Имена этих сел вновь — и грозно — прозвучат лишь весной 1944 года в сводках Совинформбюро. Будет сказа­но, сколько тысяч солдат и офицеров противника взяты в плен или сами сдались.

Наши не сдаются!

Не было случая, чтобы какой-либо — большой или ма­лый — начальник завел с врагом переговоры о капитуля­ции. В применении к Советской Армии такого слова «ка­питуляция» вообще не существует. Нельзя же всерьез при­нимать появление трясущегося солдатика без ремня и винтовки. Он уже побывал у егерей, обработан и послан уговаривать своих бывших товарищей. Жалкий у него вид и шаровары мокрые. Пули на него не тратят, достаточно одного удара прикладом.

Генерал Огурцов на базе остававшегося в резерве 21-го кавалерийского полка создал конный отряд.

Он взял меня в свой отряд. Шагать уже не могу, да и на коне держусь плохо — кажется, что голова, руки, но­ги — все отдельно и вот-вот отвалятся.

Из чувств осталось, кажется, одно: гордость. С каки­ми храбрыми и чистыми, верными и спокойными людьми встречу свой смертный час...

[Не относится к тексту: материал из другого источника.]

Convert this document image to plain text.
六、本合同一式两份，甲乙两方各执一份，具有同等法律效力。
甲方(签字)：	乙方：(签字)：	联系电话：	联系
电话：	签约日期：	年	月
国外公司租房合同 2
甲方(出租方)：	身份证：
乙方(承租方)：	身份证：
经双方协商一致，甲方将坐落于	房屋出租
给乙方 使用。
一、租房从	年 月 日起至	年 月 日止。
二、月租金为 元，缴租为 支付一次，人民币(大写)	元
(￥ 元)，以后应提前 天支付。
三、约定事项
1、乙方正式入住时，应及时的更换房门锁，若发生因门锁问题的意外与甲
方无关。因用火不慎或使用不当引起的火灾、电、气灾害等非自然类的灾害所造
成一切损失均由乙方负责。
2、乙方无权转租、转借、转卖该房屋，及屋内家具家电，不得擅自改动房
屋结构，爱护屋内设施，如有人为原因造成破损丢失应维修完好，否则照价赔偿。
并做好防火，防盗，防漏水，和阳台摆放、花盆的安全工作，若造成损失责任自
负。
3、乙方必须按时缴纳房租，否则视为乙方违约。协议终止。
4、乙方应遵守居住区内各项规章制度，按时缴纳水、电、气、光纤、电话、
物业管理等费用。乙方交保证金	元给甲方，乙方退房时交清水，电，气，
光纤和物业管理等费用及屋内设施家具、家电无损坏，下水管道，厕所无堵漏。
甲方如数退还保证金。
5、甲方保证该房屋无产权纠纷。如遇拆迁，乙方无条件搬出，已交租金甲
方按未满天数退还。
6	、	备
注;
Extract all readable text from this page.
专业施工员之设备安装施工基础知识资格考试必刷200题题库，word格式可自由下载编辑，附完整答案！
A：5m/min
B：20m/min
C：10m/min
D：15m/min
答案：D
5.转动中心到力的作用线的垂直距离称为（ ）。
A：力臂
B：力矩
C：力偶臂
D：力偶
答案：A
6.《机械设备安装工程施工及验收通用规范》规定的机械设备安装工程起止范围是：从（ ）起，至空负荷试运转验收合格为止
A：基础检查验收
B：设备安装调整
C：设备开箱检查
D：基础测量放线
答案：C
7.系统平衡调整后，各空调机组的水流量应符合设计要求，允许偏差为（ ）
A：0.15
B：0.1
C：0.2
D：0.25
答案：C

Не буду отвлекать читателя подробностями собствен­ной судьбы: по сравнению с товарищами я легко выско­чил из той беды: раны оказались несмертельными; в по­следнем бою вместе с генералом Огурцовым мы были повалены егерями на подсолнечном поле, я попал в Уманскую яму, но мне еще в августе удалось бежать с этапа...

Я писал об этом и в стихах и в прозе, а сейчас считаю главным говорить о героях тех боев...

...О бое в Терновке рассказывает бывший красноарме­ец, ныне колхозник Анатолий Соловьев: «К концу дня нас на батарее осталось шестеро, в том числе комбат старший лейтенант Лейко, раненный в обе ноги. Вечером немцы с танками начали прорываться в Терновку. Нам пришлось отходить к Синюхе. Отход прикрыл старший лейтенант Лейко, который наотрез отказался, чтобы мы несли его на руках. Отошли в противотанковый ров, над самой речкой, где скопились бойцы и командиры из других частей. Вмес­те пошли рвом вдоль села и опять напоролись на немцев. Один из больших командиров — говорили, что это генерал, другие называли его комиссаром — тихо скомандовал всем: «Кругом!» Сказал, что будем прорываться через село, прорываться яростно, но так, чтобы не очень привлекать к себе внимание фашистов,— стрельбы поменьше, больше работать штыками. Это была яростная и тихая атака, в каких мне не приходилось участвовать ни разу за всю вой­ну. Лежали кучи немецких трупов. С нашей стороны так­же были большие потери, но те, кто уцелел, пробились, ушли в степь».

9 августа

Еще трудно признаться друг другу, что бой уже не за выход из окружения, а за то, чтобы подороже отдать свои жизни.

Ничего не должно достаться врагу: уничтожаются ос­тавшиеся без снарядов орудия, автомашины с сухими ба­ками и рваными скатами, всякая техника, до штабных пи­шущих машинок включительно.

Трудно сказать, сколько дней люди не спали и не ели. Но что с 5 августа — это точно.

Бензина — ни капли. Для того чтобы сжечь грузовик, его надо обложить со всех сторон соломой. Кажется, что горит просто стог.

Офицер в отставке Владимир Кошурников (он прожи­вает в Днепропетровской области) первое ранение полу­чил 22 июня в 6 часов утра в Перемышле и окончил войну 1 мая 1945 года в Праге. С ним можно согласиться, ког­да он утверждает: «Бои сорок первого года по своей ожес­точенности и тяжести несравнимы с последующими, в ко­торых мне пришлось участвовать».

Цитирую письмо ветерана. Нарисованная им картина сродни народному эпосу:

«Девятого августа пошли в атаку по свекловичному полю в сторону реки Синюхи. На рубеже атаки застали только двух бойцов-казахов с пулеметом «максим». Их мужество, верность долгу всю войну служили мне этало­ном солдатской обязанности: остались без командиров, среди погибших товарищей, но еще три дня (то есть с той ночи, когда рухнула надежда на выход автоколонной.— Е. Д.) оставались на посту, не давая фашистам пройти.

Ураганный огонь противника.

Атакующие дрогнули, попятились.

Вот тут и выросла впереди фигура, затянутая в коман­дирские ремни, в пограничной фуражке. У него в руке блестела сабля.